1 Division of Infectious Diseases and Tropical Medicine, Department of Internal Medicine, Tri-Service General Hospital, National Defense Medical Center, Taipei, Taiwan
2 Institute of Clinical Medicine, School of Medicine, National Yang-Ming University, Taipei, Taiwan
3 Emergency Department, Taipei Veterans General Hospital, Taipei, Taiwan
4 Division of Thoracic Surgery, Department of Surgery, Tri-Service General Hospital, National Defense Medical Center, Taipei, Taiwan
5 Clinical Microbiology Laboratory Division of Clinical Pathology, Tri-Service General Hospital, National Defense Medical Center, Taipei, Taiwan
6 National Institute of Infectious Diseases and Vaccinology, National Health Research Institutes, Miaoli County, Taiwan
7 Department of Health, Centers for Disease Control, Taipei, Taiwan
BMC Infectious Diseases 2013, 13:142 doi:10.1186/1471-2334-13-142Published: 19 March 2013
Acinetobacter baumannii hospital-acquired pneumonia (HAP) is associated with a high mortality worldwide. Non-ventilated patients with HAP (NVHAP) caused by nosocomial pathogens are reported to have a more favorable outcome than those with ventilator-associated pneumonia (VAP). The current study was designed to determine whether bacteremic patients with A. baumannii NVHAP also have a lower mortality than those receiving assisted ventilation.
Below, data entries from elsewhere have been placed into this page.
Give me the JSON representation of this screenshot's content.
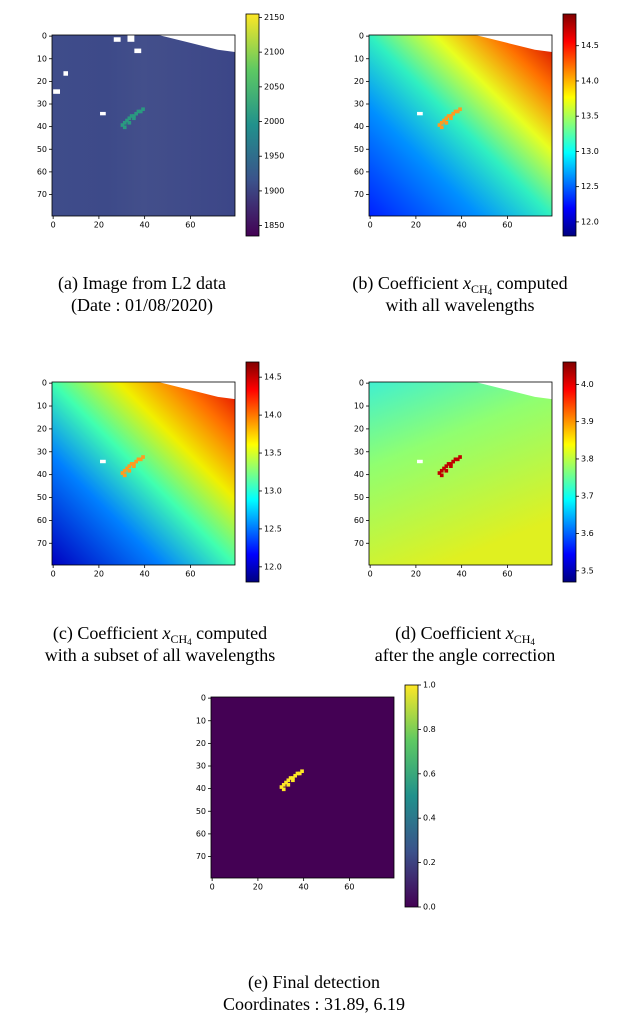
{
  "panels": [
    {
      "caption": [
        [
          {
            "text": "(a) Image from L2 data"
          }
        ],
        [
          {
            "text": "(Date : 01/08/2020)"
          }
        ]
      ],
      "cmap": "viridis",
      "xlim": [
        -0.5,
        79.5
      ],
      "ylim": [
        79.5,
        -0.5
      ],
      "xticks": [
        0,
        20,
        40,
        60
      ],
      "yticks": [
        0,
        10,
        20,
        30,
        40,
        50,
        60,
        70
      ],
      "clim": [
        1835,
        2155
      ],
      "cticks": [
        1850,
        1900,
        1950,
        2000,
        2050,
        2100,
        2150
      ]
    },
    {
      "caption": [
        [
          {
            "text": "(b) Coefficient "
          },
          {
            "math": "x",
            "sub": "CH",
            "subsub": "4"
          },
          {
            "text": " computed"
          }
        ],
        [
          {
            "text": "with all wavelengths"
          }
        ]
      ],
      "cmap": "jet",
      "xlim": [
        -0.5,
        79.5
      ],
      "ylim": [
        79.5,
        -0.5
      ],
      "xticks": [
        0,
        20,
        40,
        60
      ],
      "yticks": [
        0,
        10,
        20,
        30,
        40,
        50,
        60,
        70
      ],
      "clim": [
        11.8,
        14.95
      ],
      "cticks": [
        {
          "value": 12,
          "label": "12.0"
        },
        12.5,
        {
          "value": 13,
          "label": "13.0"
        },
        13.5,
        {
          "value": 14,
          "label": "14.0"
        },
        14.5
      ]
    },
    {
      "caption": [
        [
          {
            "text": "(c) Coefficient "
          },
          {
            "math": "x",
            "sub": "CH",
            "subsub": "4"
          },
          {
            "text": " computed"
          }
        ],
        [
          {
            "text": "with a subset of all wavelengths"
          }
        ]
      ],
      "cmap": "jet",
      "xlim": [
        -0.5,
        79.5
      ],
      "ylim": [
        79.5,
        -0.5
      ],
      "xticks": [
        0,
        20,
        40,
        60
      ],
      "yticks": [
        0,
        10,
        20,
        30,
        40,
        50,
        60,
        70
      ],
      "clim": [
        11.8,
        14.7
      ],
      "cticks": [
        {
          "value": 12,
          "label": "12.0"
        },
        12.5,
        {
          "value": 13,
          "label": "13.0"
        },
        13.5,
        {
          "value": 14,
          "label": "14.0"
        },
        14.5
      ]
    },
    {
      "caption": [
        [
          {
            "text": "(d) Coefficient "
          },
          {
            "math": "x",
            "sub": "CH",
            "subsub": "4"
          }
        ],
        [
          {
            "text": "after the angle correction"
          }
        ]
      ],
      "cmap": "jet",
      "xlim": [
        -0.5,
        79.5
      ],
      "ylim": [
        79.5,
        -0.5
      ],
      "xticks": [
        0,
        20,
        40,
        60
      ],
      "yticks": [
        0,
        10,
        20,
        30,
        40,
        50,
        60,
        70
      ],
      "clim": [
        3.47,
        4.06
      ],
      "cticks": [
        3.5,
        3.6,
        3.7,
        3.8,
        3.9,
        {
          "value": 4,
          "label": "4.0"
        }
      ]
    },
    {
      "caption": [
        [
          {
            "text": "(e) Final detection"
          }
        ],
        [
          {
            "text": "Coordinates : 31.89, 6.19"
          }
        ]
      ],
      "cmap": "viridis",
      "xlim": [
        -0.5,
        79.5
      ],
      "ylim": [
        79.5,
        -0.5
      ],
      "xticks": [
        0,
        20,
        40,
        60
      ],
      "yticks": [
        0,
        10,
        20,
        30,
        40,
        50,
        60,
        70
      ],
      "clim": [
        0,
        1
      ],
      "cticks": [
        {
          "value": 0,
          "label": "0.0"
        },
        0.2,
        0.4,
        0.6,
        0.8,
        {
          "value": 1,
          "label": "1.0"
        }
      ]
    }
  ]
}
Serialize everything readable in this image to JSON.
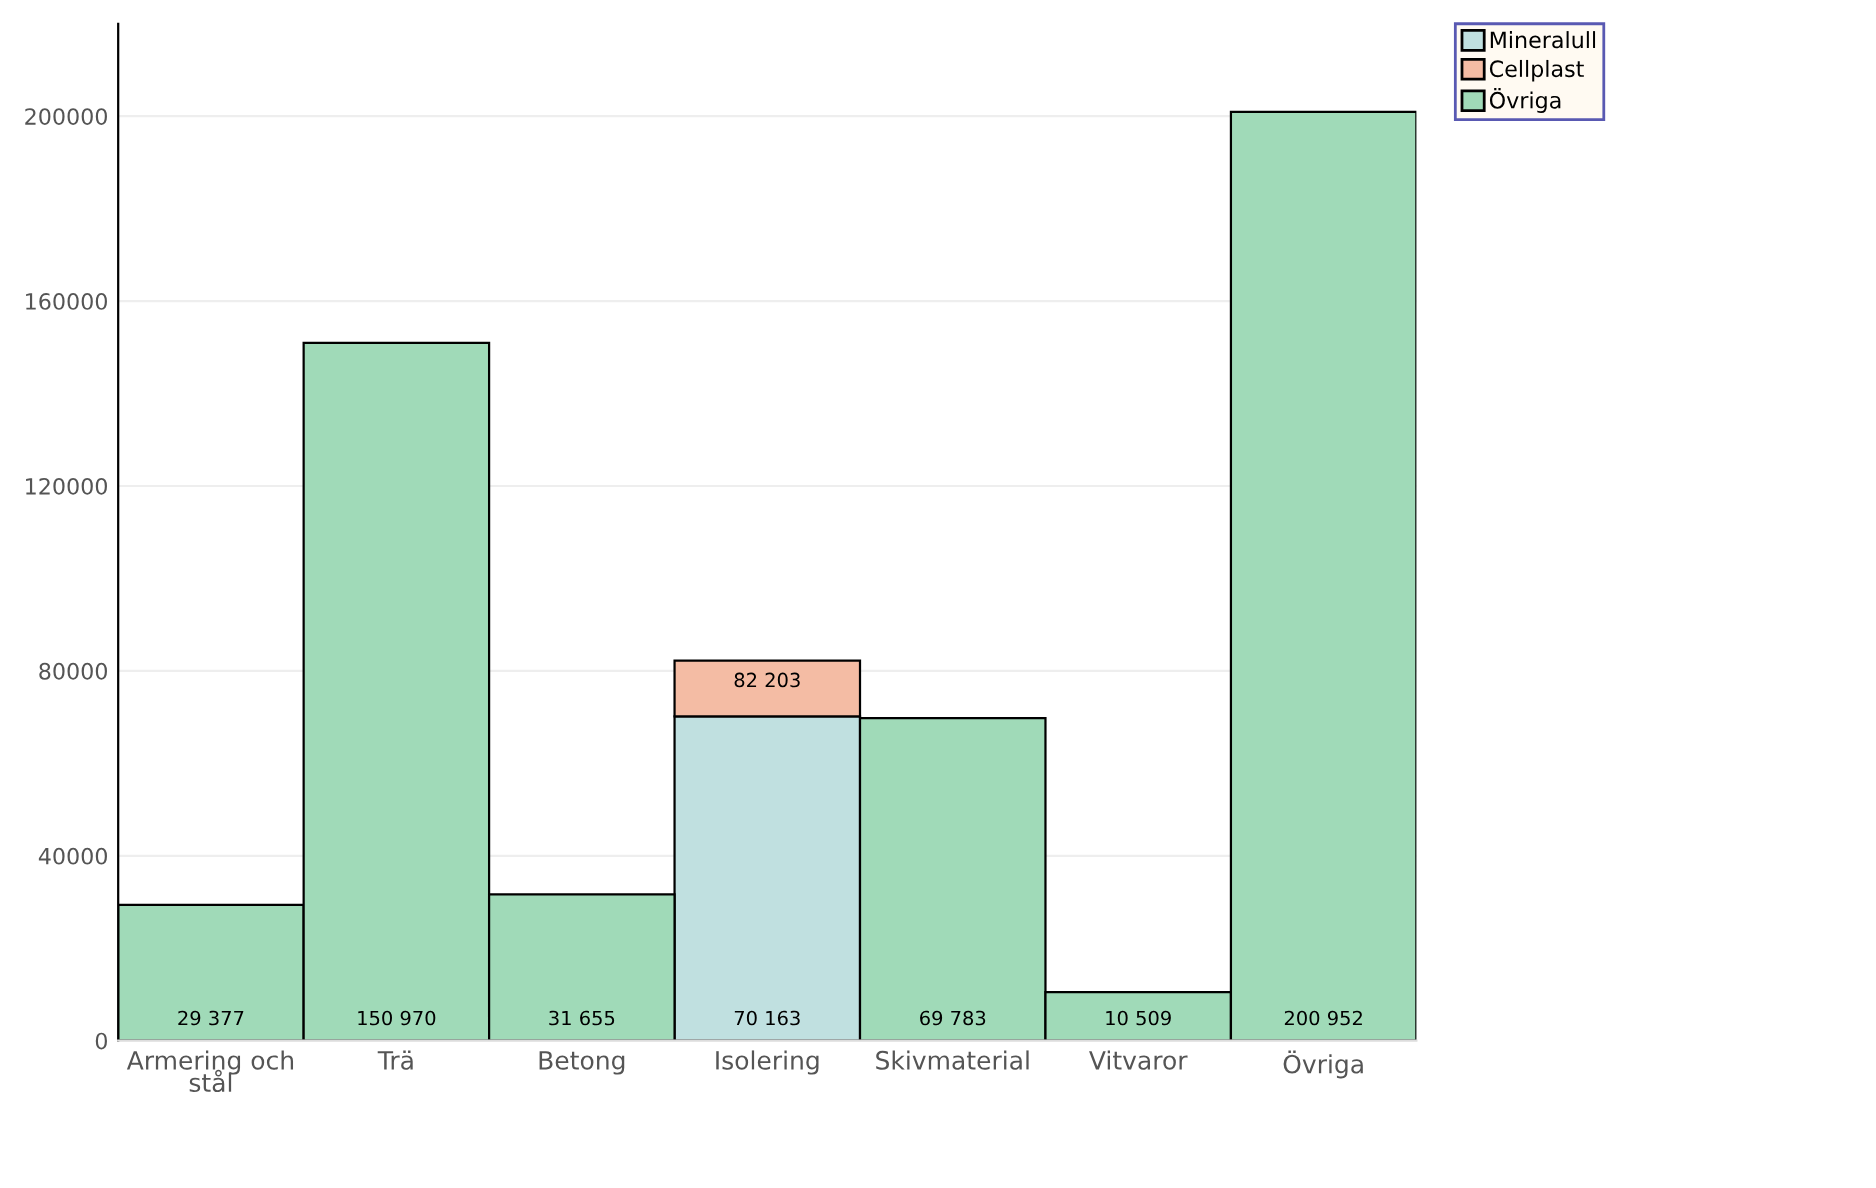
{
  "chart_data": {
    "type": "bar",
    "stacked": true,
    "categories": [
      "Armering och\nstål",
      "Trä",
      "Betong",
      "Isolering",
      "Skivmaterial",
      "Vitvaror",
      "Övriga"
    ],
    "series": [
      {
        "name": "Mineralull",
        "color": "#c0e0e0",
        "values": [
          null,
          null,
          null,
          70163,
          null,
          null,
          null
        ],
        "value_labels": [
          null,
          null,
          null,
          "70 163",
          null,
          null,
          null
        ]
      },
      {
        "name": "Cellplast",
        "color": "#f4bca4",
        "values": [
          null,
          null,
          null,
          12040,
          null,
          null,
          null
        ]
      },
      {
        "name": "Övriga",
        "color": "#a0dab8",
        "values": [
          29377,
          150970,
          31655,
          null,
          69783,
          10509,
          200952
        ],
        "value_labels": [
          "29 377",
          "150 970",
          "31 655",
          null,
          "69 783",
          "10 509",
          "200 952"
        ]
      }
    ],
    "totals": [
      null,
      null,
      null,
      "82 203",
      null,
      null,
      null
    ],
    "ylim": [
      0,
      220000
    ],
    "yticks": [
      0,
      40000,
      80000,
      120000,
      160000,
      200000
    ],
    "grid": "y",
    "legend": "right"
  }
}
This retrospective 10-year study was conducted at a 2900-bed teaching hospital located in Northern Taiwan. The population consisted of 144 patients with A. baumannii bacteremia and HAP. Of these 96 had VAP and 48 had NVHAP. Charts were reviewed for demographic characteristics, comorbidities, clinical manifestations, antimicrobial susceptibility, and 14-day mortality. Clonal relationships were determined by molecular typing.
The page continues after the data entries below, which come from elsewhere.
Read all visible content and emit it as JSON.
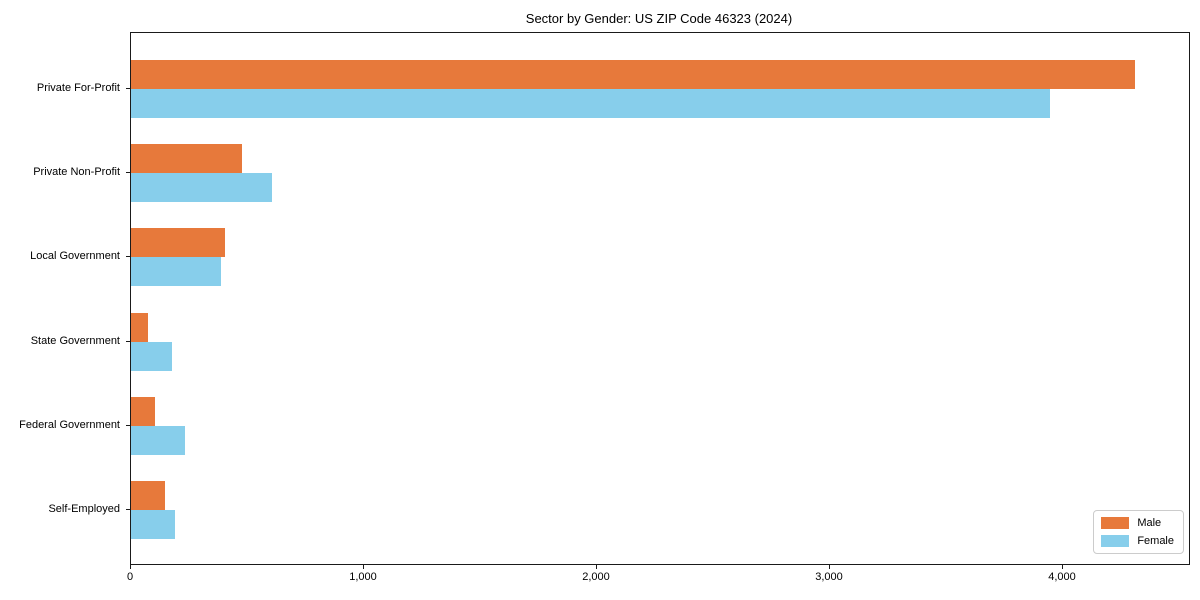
{
  "chart_data": {
    "type": "bar",
    "orientation": "horizontal",
    "title": "Sector by Gender: US ZIP Code 46323 (2024)",
    "categories": [
      "Private For-Profit",
      "Private Non-Profit",
      "Local Government",
      "State Government",
      "Federal Government",
      "Self-Employed"
    ],
    "series": [
      {
        "name": "Male",
        "color": "#E7793B",
        "values": [
          4310,
          475,
          405,
          75,
          105,
          145
        ]
      },
      {
        "name": "Female",
        "color": "#87CEEB",
        "values": [
          3945,
          605,
          385,
          175,
          230,
          190
        ]
      }
    ],
    "xlabel": "",
    "ylabel": "",
    "xlim": [
      0,
      4540
    ],
    "x_ticks": [
      {
        "value": 0,
        "label": "0"
      },
      {
        "value": 1000,
        "label": "1,000"
      },
      {
        "value": 2000,
        "label": "2,000"
      },
      {
        "value": 3000,
        "label": "3,000"
      },
      {
        "value": 4000,
        "label": "4,000"
      }
    ],
    "grid": false,
    "legend_position": "lower right",
    "colors": {
      "male": "#E7793B",
      "female": "#87CEEB",
      "frame": "#1a1a1a",
      "background": "#ffffff"
    }
  }
}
There were no significant differences between the two groups in comorbidities (Charlson scores). Patients with NVHAP were more likely to have developed bacteremia earlier, outside the ICU and undergone fewer invasive procedures. They had significantly lower APACHE II scores, fewer bilateral pneumonias and lower rates of antimicrobial resistance. No specific clones were identified in either group. The unadjusted (crude) 14-day mortality rates were not significantly different between the groups (NVHAP 43.8% vs. VAP 31.3%, p = 0.196). The adjusted 14-day mortality risk was significantly lower in ventilator-assisted patients (odds ratio = 0.201; 95% confidence interval = 0.075-0.538; p = 0.001).
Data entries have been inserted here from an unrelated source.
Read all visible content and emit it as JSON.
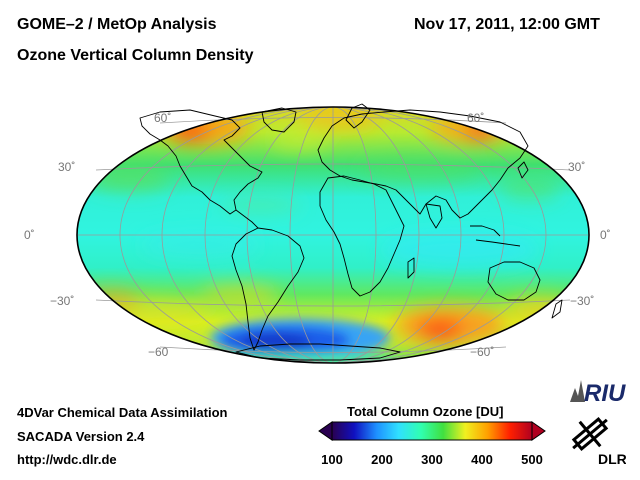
{
  "header": {
    "title_line1": "GOME–2 / MetOp Analysis",
    "title_line2": "Ozone Vertical Column Density",
    "datetime": "Nov 17, 2011, 12:00 GMT"
  },
  "map": {
    "projection": "Hammer-Aitoff (global)",
    "lat_labels_left": [
      "60˚",
      "30˚",
      "0˚",
      "−30˚",
      "−60"
    ],
    "lat_labels_right": [
      "60˚",
      "30˚",
      "0˚",
      "−30˚",
      "−60˚"
    ],
    "colors": {
      "graticule": "#9a9a9a",
      "coast": "#000000"
    }
  },
  "footer": {
    "line1": "4DVar Chemical Data Assimilation",
    "line2": "SACADA Version 2.4",
    "line3": "http://wdc.dlr.de"
  },
  "colorbar": {
    "title": "Total Column Ozone [DU]",
    "ticks": [
      "100",
      "200",
      "300",
      "400",
      "500"
    ],
    "min": 100,
    "max": 500,
    "stops": [
      "#2a0050",
      "#1010c0",
      "#1e90ff",
      "#30e0ff",
      "#30ffb0",
      "#40e040",
      "#f0f020",
      "#ffa000",
      "#ff2000",
      "#b00020"
    ]
  },
  "logos": {
    "riu": "RIU",
    "dlr": "DLR"
  }
}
Patients with bacteremic NVHAP and VAP caused by A. baumannii had similar crude mortality rates, but on logistic regression analysis those receiving ventilator assistance had a significantly lower mortality. This may have been due to better airway protection, more intensive monitoring with earlier diagnosis and treatment in patients with VAP, greater innate susceptibility to infection in those with NVHAP and differences in the virulence of A. baumannii.